To other Africans in the diaspora, especially mothers raising children abroad, I say this: do not let isolation fool you. Growth happens in solitude, like a seed pushing upward through soil. Root your children in culture. Lean into community. Question the idea that progress means distancing yourself from people who look like you. We are communal beings, and we thrive in communities that understand our cultural context.

In the end, what sustains our culture in the diaspora are the practices we choose to keep alive. The continuity of language, food, and traditions shapes the future. It is the small daily acts that matter most: stirring a pot of egusi on the stove, listening to a story told by the fire, hearing a grandmother speak Igbo to her grandson…. these are the threads that hold us together across generations.

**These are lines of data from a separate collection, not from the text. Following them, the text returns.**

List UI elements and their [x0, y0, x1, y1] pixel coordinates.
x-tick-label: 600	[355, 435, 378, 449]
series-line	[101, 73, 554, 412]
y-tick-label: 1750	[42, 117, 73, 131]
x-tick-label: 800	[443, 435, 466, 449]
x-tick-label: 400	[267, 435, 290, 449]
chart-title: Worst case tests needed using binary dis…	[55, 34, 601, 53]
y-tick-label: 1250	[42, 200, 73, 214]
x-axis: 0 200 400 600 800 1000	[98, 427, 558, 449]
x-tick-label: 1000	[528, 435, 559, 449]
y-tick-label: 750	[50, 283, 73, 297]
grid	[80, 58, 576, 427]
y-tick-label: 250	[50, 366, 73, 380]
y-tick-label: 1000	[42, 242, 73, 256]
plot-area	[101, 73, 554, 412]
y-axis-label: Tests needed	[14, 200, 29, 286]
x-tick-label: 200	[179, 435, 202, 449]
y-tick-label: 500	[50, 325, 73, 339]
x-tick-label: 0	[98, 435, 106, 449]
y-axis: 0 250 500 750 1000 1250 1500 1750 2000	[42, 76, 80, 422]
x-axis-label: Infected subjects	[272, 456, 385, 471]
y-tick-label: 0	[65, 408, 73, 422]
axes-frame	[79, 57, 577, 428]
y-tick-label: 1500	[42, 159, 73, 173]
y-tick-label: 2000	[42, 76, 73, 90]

Adaeze Oputa-Anu is a community architect and cultural educator based in British Columbia. In her work, she creates pathways to belonging, economic mobility, and leadership for Black women, girls, and immigrant communities. Her programs are rooted in healing, culture and capacity-building, addressing systemic gaps while restoring voice, agency, and connection for those often pushed to the margins. Born in Brooklyn, raised in Nigeria, and shaped by the complexities of moving between continents, Adaeze brings a deeply diasporic lens to everything she builds. Her work is informed by the tension and beauty of living in multiple worlds, drawing from Igbo heritage, Black womanhood, and the lived experience of navigating identity across Nigerian, U.S. and Canadian landscapes. This cultural grounding guides her commitment to designing spaces where people can reclaim narrative, rebuild confidence, and access opportunities with dignity. As Executive Director of the Vancouver Eastside Educational Enrichment Society, she co-created and works on the frontlines of the EMPOW3R program, supporting hundreds of immigrant women survivors of violence, in securing skills, work experience, and long-term stability. She also leads the Empowered Black Girl initiative with Black Women Connect Vancouver, creating affirming environments that nurture the brilliance and emerging leadership of Black girls.